Entre 2013 et 2018, la qualité des eaux de baignade s’est légèrement améliorée. Ainsi, pour l’ensemble des sites contrôlés et classés, la proportion en qualité « excellente » est passée de 78 à 81 % et celle en qualité « insuffisante » a diminué en passant de 2,9 à 1,4 %.

Analyse générale

En 2018, 2 062 sites de baignade en mer sont recensés en métropole et dans les cinq départements d’outre-mer.

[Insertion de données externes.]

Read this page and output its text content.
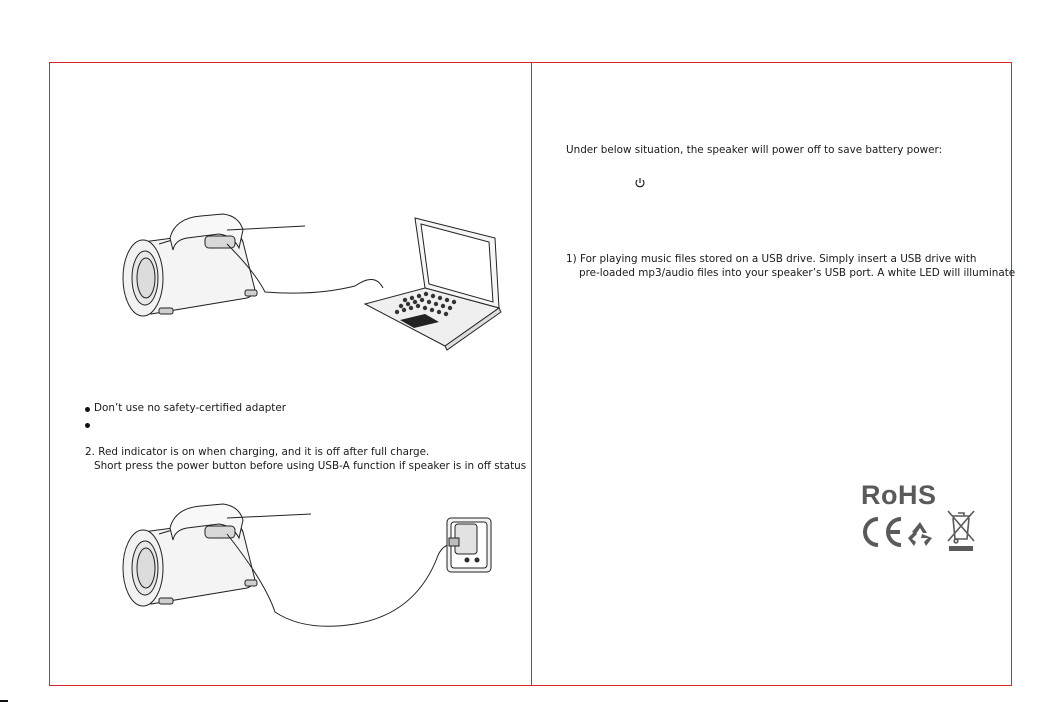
Don’t use no safety-certified adapter
2. Red indicator is on when charging, and it is off after full charge.
Short press the power button before using USB-A function if speaker is in off status
Under below situation, the speaker will power off to save battery power:
1) For playing music files stored on a USB drive. Simply insert a USB drive with
pre-loaded mp3/audio files into your speaker’s USB port. A white LED will illuminate
RoHS
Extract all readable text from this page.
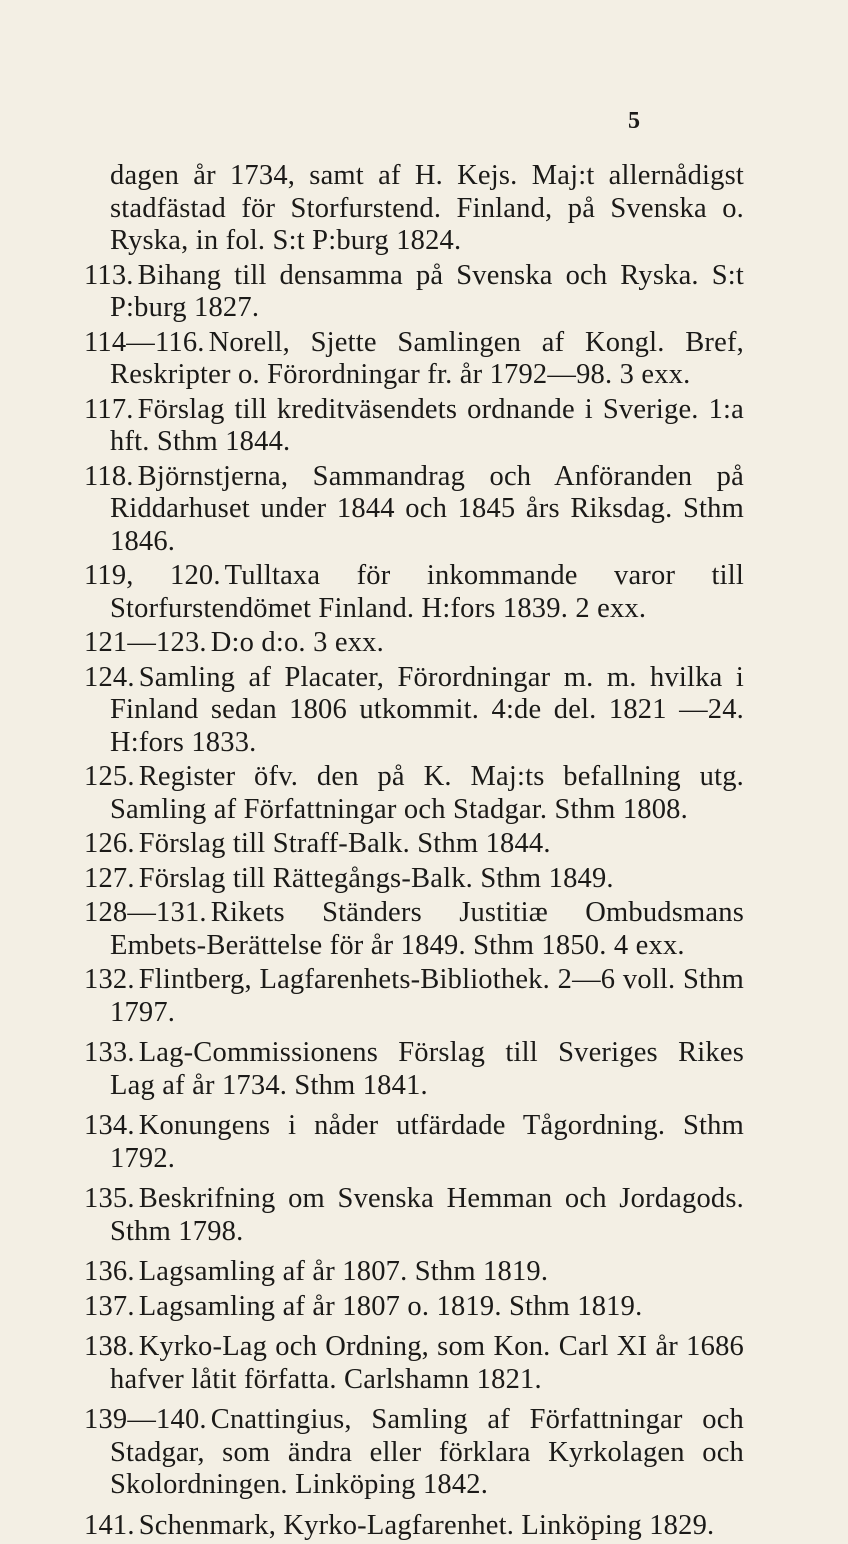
5

dagen år 1734, samt af H. Kejs. Maj:t allernådigst stadfästad för Storfurstend. Finland, på Svenska o. Ryska, in fol. S:t P:burg 1824.

113. Bihang till densamma på Svenska och Ryska. S:t P:burg 1827.

114—116. Norell, Sjette Samlingen af Kongl. Bref, Reskripter o. Förordningar fr. år 1792—98. 3 exx.

117. Förslag till kreditväsendets ordnande i Sverige. 1:a hft. Sthm 1844.

118. Björnstjerna, Sammandrag och Anföranden på Riddarhuset under 1844 och 1845 års Riksdag. Sthm 1846.

119, 120. Tulltaxa för inkommande varor till Storfurstendömet Finland. H:fors 1839. 2 exx.

121—123. D:o d:o. 3 exx.

124. Samling af Placater, Förordningar m. m. hvilka i Finland sedan 1806 utkommit. 4:de del. 1821 —24. H:fors 1833.

125. Register öfv. den på K. Maj:ts befallning utg. Samling af Författningar och Stadgar. Sthm 1808.

126. Förslag till Straff-Balk. Sthm 1844.

127. Förslag till Rättegångs-Balk. Sthm 1849.

128—131. Rikets Ständers Justitiæ Ombudsmans Embets-Berättelse för år 1849. Sthm 1850. 4 exx.

132. Flintberg, Lagfarenhets-Bibliothek. 2—6 voll. Sthm 1797.

133. Lag-Commissionens Förslag till Sveriges Rikes Lag af år 1734. Sthm 1841.

134. Konungens i nåder utfärdade Tågordning. Sthm 1792.

135. Beskrifning om Svenska Hemman och Jordagods. Sthm 1798.

136. Lagsamling af år 1807. Sthm 1819.

137. Lagsamling af år 1807 o. 1819. Sthm 1819.

138. Kyrko-Lag och Ordning, som Kon. Carl XI år 1686 hafver låtit författa. Carlshamn 1821.

139—140. Cnattingius, Samling af Författningar och Stadgar, som ändra eller förklara Kyrkolagen och Skolordningen. Linköping 1842.

141. Schenmark, Kyrko-Lagfarenhet. Linköping 1829.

Parmi eux, 2056 ont fait l’objet d’un contrôle sanitaire.

Sur l’ensemble de 2056 sites contrôlés, 80,4 % d’entre eux sont en qualité « excellente », 14,9 % en qualité « bonne », 3,0 % en qualité « suffisante », 1,4 % en qualité « insuffisante » et 0,3 % sont regroupés dans la catégorie « non classée » qui intègre les nouvelles zones de baignade, les zones de changement de qualité et les zones où il y a eu un déficit de surveillance.

Répartition de la qualité des eaux de baignade en mer en métropole et dans les départements d’outre-mer en 2018

Au niveau européen, l’objectif est d’avoir 100 % des sites de baignade classés comme étant au moins de qualité « suffisante ». En France, ce critère de qualité est atteint pour 98 % des sites de baignade contrôlés en mer, contre 97 % pour la moyenne européenne.

Analyse par territoires

Sites de baignade de qualité au-moins « suffisante »

Pour l’ensemble des sites contrôlés et classés, la répartition des niveaux de qualité des eaux de baignade en mer varie nettement d’un territoire à l’autre.

À La Réunion et en Occitanie, plus de 95 % des eaux de baignade sont en excellente qualité tandis qu’en Guyane, aucun site de baignade n’est dans cette classe.

Une nette opposition nord / sud est observée en métropole. Côté façade Manche est - mer du Nord, la part des eaux de baignade en mer en qualité « excellente » est plus faible que pour le reste du territoire. Elle est de 26 % dans les Hauts-de-France et de 61 % en Normandie. Tandis que, pour les façades Sud-Atlantique et Méditerranée, plus de 84 % des leurs sites de baignade (Nouvelle Aquitaine 85 %, Provence – Alpes – Côte d’Azur 84 %, Corse 92 %) sont en excellente qualité. Pour les départements insulaires ultramarins, cette part varie de 38 % à Mayotte à 82 % en Guadeloupe.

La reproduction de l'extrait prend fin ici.